Israeli Fibers Help NASA Locate Livable Planets in the Universe

Israel’s Prof. Abraham Katzir began work on the optical fibers after being approached by NASA.Does life exists beyond Planet Earth? If so, are there any other planets out there similar to ours that could sustain life as we know it?

Helping NASA and the European Space Agency answer those very questions is an Israeli-American team which has developed an essential component for NASA’s Terrestrial Planet Finder, part of the space agency’s larger program, Origin, to find inhabitable planets.

Prof. Abraham Katzir from Tel Aviv University’s Department of Physics is the Israeli member of the team, who joins Prof. Amnon Yariv from the California Institute of Technology (Caltech).

Together they have developed an infrared single mode fiber – a sophisticated optical fiber capable of helping land-based telescopes ‘see’ the atmospheres of other planets. So far they have helped locate hundreds, if not thousands, of other “potentially” inhabitable planets.

The key is to look for planets in outer space that are paired with a sun in the same way Earth is paired to its sun.
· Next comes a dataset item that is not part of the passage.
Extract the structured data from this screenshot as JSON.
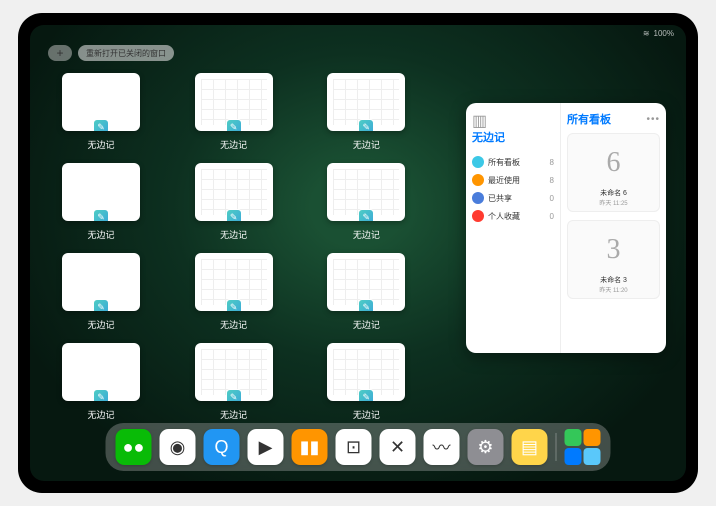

The infrared technology – with its Israeli-made fibers – helps astronomers do just that, says Katzir.

“What is unique about using infrared is that it can locate and see materials such as ozone,” he explains. The fibers, which make the infrared technology possible, he adds, can also help astronomers detect a telltale presence of oxygen, water and carbon dioxide on other planets.
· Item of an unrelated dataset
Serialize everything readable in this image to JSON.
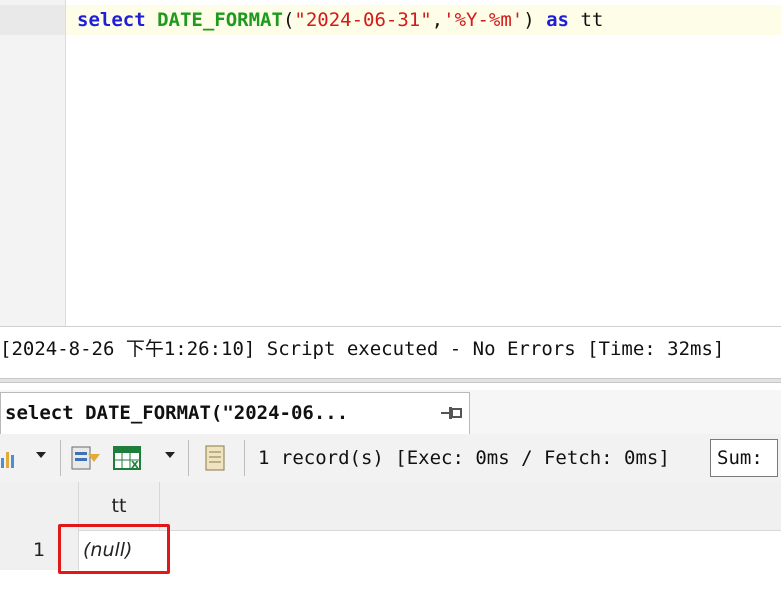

The equipment shows characteristic colors of these materials, which would otherwise be invisible to the human eye.

The project to locate inhabitable planets was first started by NASA about 20 years ago. Until the new infrared technology was invented, astronomers could rely only on speculative and indirect methods to locate other Earth-like and Sun-like pairs.

Sometime in the near future – the researchers hope by as early as 2012 – these optical fibers will be shuttled into space on satellites. They could locate, with more certainty, which planets in the known universe house similar life-nurturing conditions as we enjoy here on Earth.

The story with Israel started five years ago when Katzir received a letter from NASA asking if he could develop the fibers for the space agency. With some theoretical work done by Prof. Amnon, the fibers have since been tested by NASA/Caltech’s Jet Propulsion Laboratories and are currently being tested by the European Space Agency.

“NASA tested it and was pleased with the results,” reports Katzir. “They call it a critical component for the launch of the 2012 satellite. Without it they can’t see the infrared signature of these gases.”

The fibers themselves are made from silver halide, the same material found in photographic film. The Israeli-based team, joined by their partners in Caltech is one of a few groups in the world to make such fibers, says Katzir.

Essential project funding came by way of NASA, as well as the US-Israel Binational Science Foundation (BSF). The BSF was established in 1972 by the governments of the United States and Israel to promote and support cooperative, scientific and technological research for peaceful purposes, and for the benefit of both countries.

The support of this research has real-world material benefits of interest to both Israel and elsewhere, Katzir notes, especially in defense: “It could be useful for protecting people against shoulder launched missiles, such as the kind used by Al Qaeda and directed at airplanes.”

The tail of an airplane emits infrared, says Katzir, who explains that the fibers could be applied both as part of a radar system against missiles, and also as blocker that can “blind” infrared-seeking missiles from making contact with its target.

Whether it’s here on earth or far-out in outer space, Katzir believes his invention can help humanity. As for life on other planets, his work with NASA has led him to believe that the possibility exists.

“If there had been only one or two [Earth- and Sun-like] pairs like ours, I would say the chances are slim. But it turns out there are hundreds if not thousands of pairs. Statistically now, there is a much better chance.”